SAVUNMA : Davalı vekili cevap dilekçesinde özetle; Davacı tarafın tacir olması nedeniyle görevli mahkemenin Asliye Ticaret Mahkemesi olduğunu, bu itibarla görevsizlik kararı verilerek dosyanın görevli asliye ticaret mahkemesine gönderilmesini, aksi halde davada talep edilen tazminat miktarında müteveffanında kusuru nazara alınarak tenzil yapılmasına, masraf ve vekalet ücretinin davacıya tahmiline karar verilmesini talep etmiştir.
İNCELEME ve GEREKÇE: Dava hukuki niteliği itibari ile, zorunlu mali sorumluluk sigorta teminatı kapsamında üçüncü kişinin zararına ilişkin yapılan ödemenin kusurlu sigortalıdan rücuen tahsili amacı ile başlatılan icra takibine karşı itirazın iptali davasıdır.
Davanın geçirdiği safahat incelendiğinde, davanın ilk olarak açıldığı İstanbul Anadolu 4. Asliye Hukuk Mahkemesinin —— esas ve ——- karar sayılı ilamı ile uyuşmazlığı çözmekle görevli mahkemenin Ticaret Mahkemesi olduğu sebebiyle görevsizlik kararı verildiği, kararın taraflarca istinaf edilmemesi sebebiyle 17/11/2017 tarihinde kesinleştiği ve usulüne uygun gönderme talebi sonrasında mahkememize tevzi edildiği görülmüştür.
Dava açıldığı tarih itibariyle yazılı yargılama usulüne tabi olup dilekçelerin teatisi tamamlandıktan sonra, HMK.140.maddesi uyarınca ön inceleme duruşmalı yapılıp uyuşmazlık noktaları tespit edilmiş, tahkikat aşamasında deliller toplanıp bilirkişi incelemeleri yapılmak suretiyle rapor alınmış ve görevsizlik kararı verildikten sonra tevzi edildiği mahkememizce 28/02/2018 tarihinde kabul edilen 7101 sayılı kanunun 61. Maddesiyle 6102 sayılı T.T.K. nın 4. Maddesinin 2. Fıkrasının değiştirilmesi sebebiyle usul hukuku hükümlerinin yürürlüğe girdiği andan itibaren uygulanacağına dair hükümler dolayısıyla huzurdaki davanın miktar itibariyle basit yargılama usulüne tabi olduğu, bundan sonraki süreçte HMK 316 vd. maddelerinde düzenlenen basit yargılama usulünün uygulanmasına karar verilerek yargılama bitirilmiştir.
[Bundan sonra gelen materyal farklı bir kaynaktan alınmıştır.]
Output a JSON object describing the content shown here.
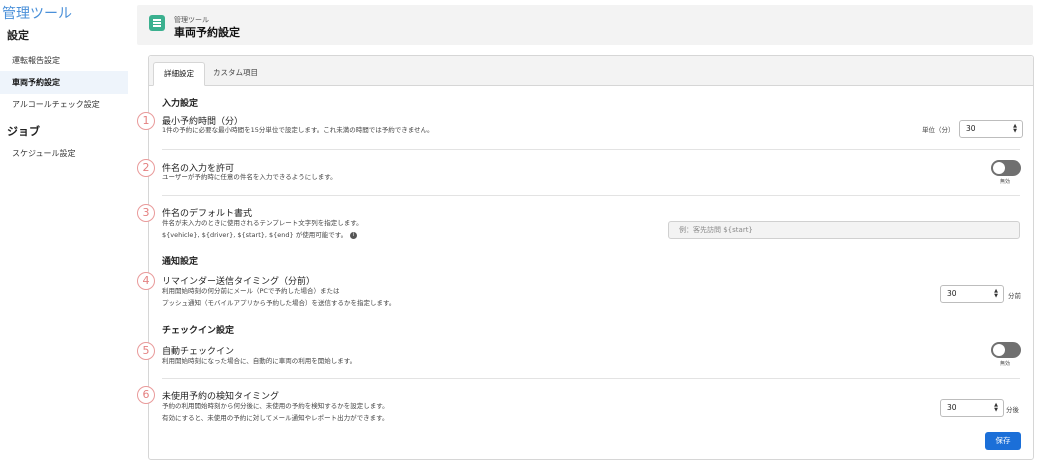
{
  "sidebar": {
    "app_title": "管理ツール",
    "section_settings": "設定",
    "items_settings": [
      "運転報告設定",
      "車両予約設定",
      "アルコールチェック設定"
    ],
    "section_jobs": "ジョブ",
    "items_jobs": [
      "スケジュール設定"
    ],
    "active_item": "車両予約設定"
  },
  "header": {
    "subtitle": "管理ツール",
    "title": "車両予約設定",
    "icon": "document-icon",
    "icon_color": "#3bb08f"
  },
  "tabs": [
    "詳細設定",
    "カスタム項目"
  ],
  "groups": {
    "input": "入力設定",
    "notify": "通知設定",
    "checkin": "チェックイン設定"
  },
  "settings": [
    {
      "num": "1",
      "title": "最小予約時間（分）",
      "desc": [
        "1件の予約に必要な最小時間を15分単位で設定します。これ未満の時間では予約できません。"
      ],
      "control": "select",
      "unit_prefix": "単位（分）",
      "value": "30"
    },
    {
      "num": "2",
      "title": "件名の入力を許可",
      "desc": [
        "ユーザーが予約時に任意の件名を入力できるようにします。"
      ],
      "control": "toggle",
      "state": "無効"
    },
    {
      "num": "3",
      "title": "件名のデフォルト書式",
      "desc": [
        "件名が未入力のときに使用されるテンプレート文字列を指定します。",
        "${vehicle}, ${driver}, ${start}, ${end} が使用可能です。"
      ],
      "control": "text",
      "placeholder": "例：客先訪問 ${start}"
    },
    {
      "num": "4",
      "title": "リマインダー送信タイミング（分前）",
      "desc": [
        "利用開始時刻の何分前にメール（PCで予約した場合）または",
        "プッシュ通知（モバイルアプリから予約した場合）を送信するかを指定します。"
      ],
      "control": "select",
      "value": "30",
      "unit_suffix": "分前"
    },
    {
      "num": "5",
      "title": "自動チェックイン",
      "desc": [
        "利用開始時刻になった場合に、自動的に車両の利用を開始します。"
      ],
      "control": "toggle",
      "state": "無効"
    },
    {
      "num": "6",
      "title": "未使用予約の検知タイミング",
      "desc": [
        "予約の利用開始時刻から何分後に、未使用の予約を検知するかを設定します。",
        "有効にすると、未使用の予約に対してメール通知やレポート出力ができます。"
      ],
      "control": "select",
      "value": "30",
      "unit_suffix": "分後"
    }
  ],
  "save_label": "保存",
  "colors": {
    "accent": "#1b6fd8",
    "sidebar_title": "#4a90d9",
    "badge": "#e48080",
    "toggle_off": "#707070"
  }
}
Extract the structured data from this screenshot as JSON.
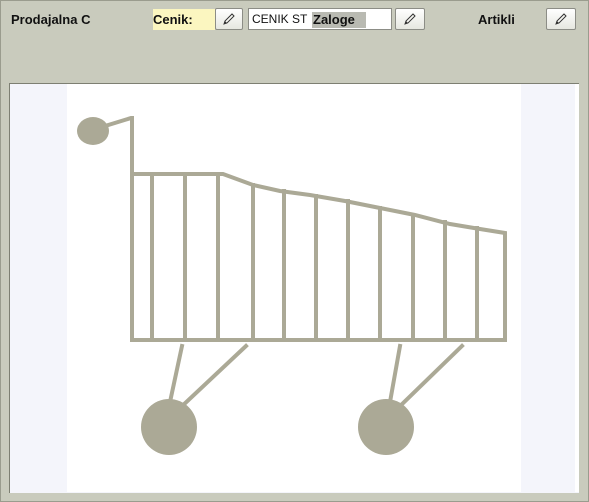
{
  "header": {
    "prodajalna_label": "Prodajalna C",
    "cenik_label": "Cenik:",
    "cenik_value": "CENIK ST",
    "zaloge_label": "Zaloge",
    "artikli_label": "Artikli"
  },
  "icons": {
    "edit": "pencil-icon",
    "cart": "shopping-cart-icon"
  },
  "colors": {
    "background": "#c9cbbd",
    "cenik_highlight": "#fbf6c0",
    "cart_color": "#aba996"
  }
}
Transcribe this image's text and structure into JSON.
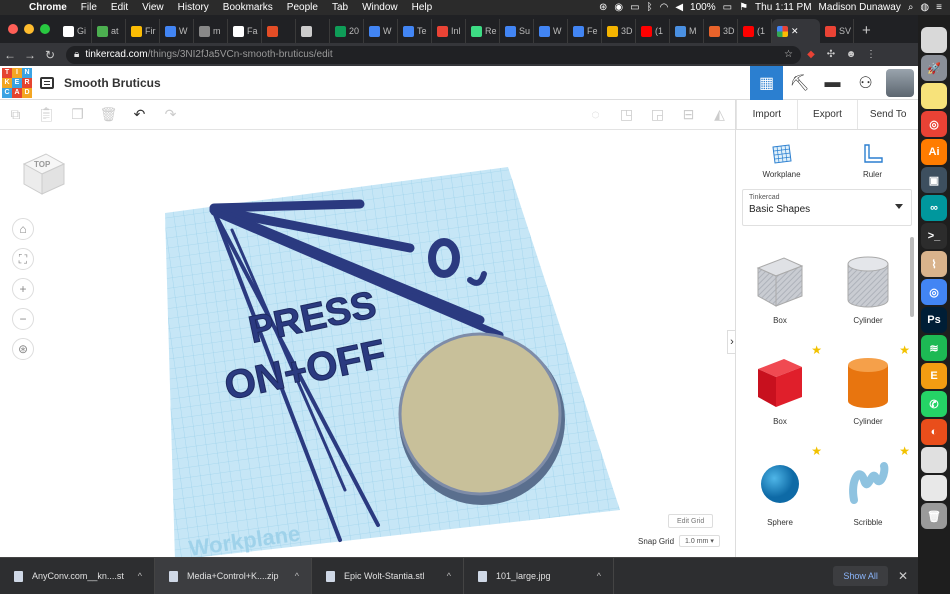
{
  "menubar": {
    "apple": "",
    "items": [
      "Chrome",
      "File",
      "Edit",
      "View",
      "History",
      "Bookmarks",
      "People",
      "Tab",
      "Window",
      "Help"
    ],
    "battery": "100%",
    "clock": "Thu 1:11 PM",
    "user": "Madison Dunaway"
  },
  "tabs": [
    {
      "label": "Gi",
      "color": "#ffffff"
    },
    {
      "label": "at",
      "color": "#4caf50"
    },
    {
      "label": "Fir",
      "color": "#fbbc04"
    },
    {
      "label": "W",
      "color": "#4285f4"
    },
    {
      "label": "m",
      "color": "#888888"
    },
    {
      "label": "Fa",
      "color": "#ffffff"
    },
    {
      "label": "",
      "color": "#e44d26"
    },
    {
      "label": "",
      "color": "#cccccc"
    },
    {
      "label": "20",
      "color": "#0f9d58"
    },
    {
      "label": "W",
      "color": "#4285f4"
    },
    {
      "label": "Te",
      "color": "#4285f4"
    },
    {
      "label": "Inl",
      "color": "#ea4335"
    },
    {
      "label": "Re",
      "color": "#3ddc84"
    },
    {
      "label": "Su",
      "color": "#4285f4"
    },
    {
      "label": "W",
      "color": "#4285f4"
    },
    {
      "label": "Fe",
      "color": "#4285f4"
    },
    {
      "label": "3D",
      "color": "#f4b400"
    },
    {
      "label": "(1",
      "color": "#ff0000"
    },
    {
      "label": "M",
      "color": "#4a90e2"
    },
    {
      "label": "3D",
      "color": "#e8632b"
    },
    {
      "label": "(1",
      "color": "#ff0000"
    }
  ],
  "active_tab": {
    "label": "",
    "close": "✕"
  },
  "last_tab": {
    "label": "SV",
    "color": "#ea4335"
  },
  "address": {
    "host": "tinkercad.com",
    "path": "/things/3NI2fJa5VCn-smooth-bruticus/edit"
  },
  "design": {
    "name": "Smooth Bruticus"
  },
  "logo": [
    "TIN",
    "KER",
    "CAD"
  ],
  "panel": {
    "import": "Import",
    "export": "Export",
    "send_to": "Send To",
    "workplane": "Workplane",
    "ruler": "Ruler",
    "library_label": "Tinkercad",
    "library_value": "Basic Shapes",
    "shapes": [
      {
        "name": "Box",
        "kind": "box-hole",
        "star": false
      },
      {
        "name": "Cylinder",
        "kind": "cyl-hole",
        "star": false
      },
      {
        "name": "Box",
        "kind": "box",
        "star": true
      },
      {
        "name": "Cylinder",
        "kind": "cyl",
        "star": true
      },
      {
        "name": "Sphere",
        "kind": "sphere",
        "star": true
      },
      {
        "name": "Scribble",
        "kind": "scribble",
        "star": true
      }
    ]
  },
  "workspace": {
    "viewcube": "TOP",
    "edit_grid": "Edit Grid",
    "snap_label": "Snap Grid",
    "snap_value": "1.0 mm ▾",
    "workplane_text": "Workplane",
    "model_text_1": "PRESS",
    "model_text_2": "ON+OFF"
  },
  "downloads": [
    {
      "name": "AnyConv.com__kn....st",
      "highlight": false
    },
    {
      "name": "Media+Control+K....zip",
      "highlight": true
    },
    {
      "name": "Epic Wolt-Stantia.stl",
      "highlight": false
    },
    {
      "name": "101_large.jpg",
      "highlight": false
    }
  ],
  "show_all": "Show All",
  "dock": [
    {
      "label": "",
      "color": "#d9d9d9"
    },
    {
      "label": "🚀",
      "color": "#8a8f98"
    },
    {
      "label": "",
      "color": "#f7e27a"
    },
    {
      "label": "◎",
      "color": "#e94235"
    },
    {
      "label": "Ai",
      "color": "#ff7c00"
    },
    {
      "label": "▣",
      "color": "#3d4f5f"
    },
    {
      "label": "∞",
      "color": "#00979d"
    },
    {
      "label": ">_",
      "color": "#2c2c2c"
    },
    {
      "label": "⌇",
      "color": "#d9b38c"
    },
    {
      "label": "◎",
      "color": "#4285f4"
    },
    {
      "label": "Ps",
      "color": "#001e36"
    },
    {
      "label": "≋",
      "color": "#1db954"
    },
    {
      "label": "E",
      "color": "#f39c12"
    },
    {
      "label": "✆",
      "color": "#25d366"
    },
    {
      "label": "◐",
      "color": "#e94e1b"
    },
    {
      "label": "",
      "color": "#e0e0e0"
    },
    {
      "label": "",
      "color": "#e8e8e8"
    },
    {
      "label": "🗑",
      "color": "#9a9a9a"
    }
  ]
}
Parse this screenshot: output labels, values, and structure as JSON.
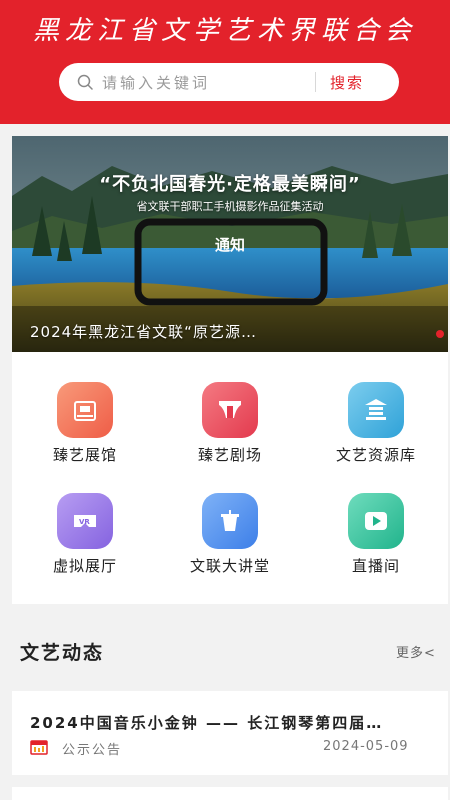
{
  "header": {
    "app_title": "黑龙江省文学艺术界联合会",
    "search_placeholder": "请输入关键词",
    "search_button": "搜索",
    "brand_color": "#e3222b"
  },
  "banner": {
    "headline": "“不负北国春光·定格最美瞬间”",
    "subtitle": "省文联干部职工手机摄影作品征集活动",
    "phone_text": "通知",
    "caption": "2024年黑龙江省文联“原艺源…"
  },
  "features": [
    {
      "label": "臻艺展馆",
      "icon": "museum-icon",
      "color": "#f4735a"
    },
    {
      "label": "臻艺剧场",
      "icon": "theater-icon",
      "color": "#ea4a5c"
    },
    {
      "label": "文艺资源库",
      "icon": "library-icon",
      "color": "#3fb3e2"
    },
    {
      "label": "虚拟展厅",
      "icon": "vr-icon",
      "color": "#9b7ae8"
    },
    {
      "label": "文联大讲堂",
      "icon": "lecture-icon",
      "color": "#4a8ff0"
    },
    {
      "label": "直播间",
      "icon": "live-icon",
      "color": "#36c4a0"
    }
  ],
  "news_section": {
    "title": "文艺动态",
    "more": "更多<"
  },
  "news": [
    {
      "title": "2024中国音乐小金钟 —— 长江钢琴第四届…",
      "tag": "公示公告",
      "date": "2024-05-09"
    }
  ]
}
Dava konusu sigorta poliçesinin incelenmesinde ise, davacı sigorta şirketinin ——- sayılı zorunlu mali (sorumluluk) trafik sigortası poliçesiyle davalıya ait —- plakalı kamyoneti, kazanın meydana geldiği 19/09/2015 tarihini de kapsayacak şekilde, ——– tarihleri arasında kişi başına ölüm ve sakatlık teminatı olarak ——TL teminat limiti ile sigorta teminatı altına aldığı görülmüştür.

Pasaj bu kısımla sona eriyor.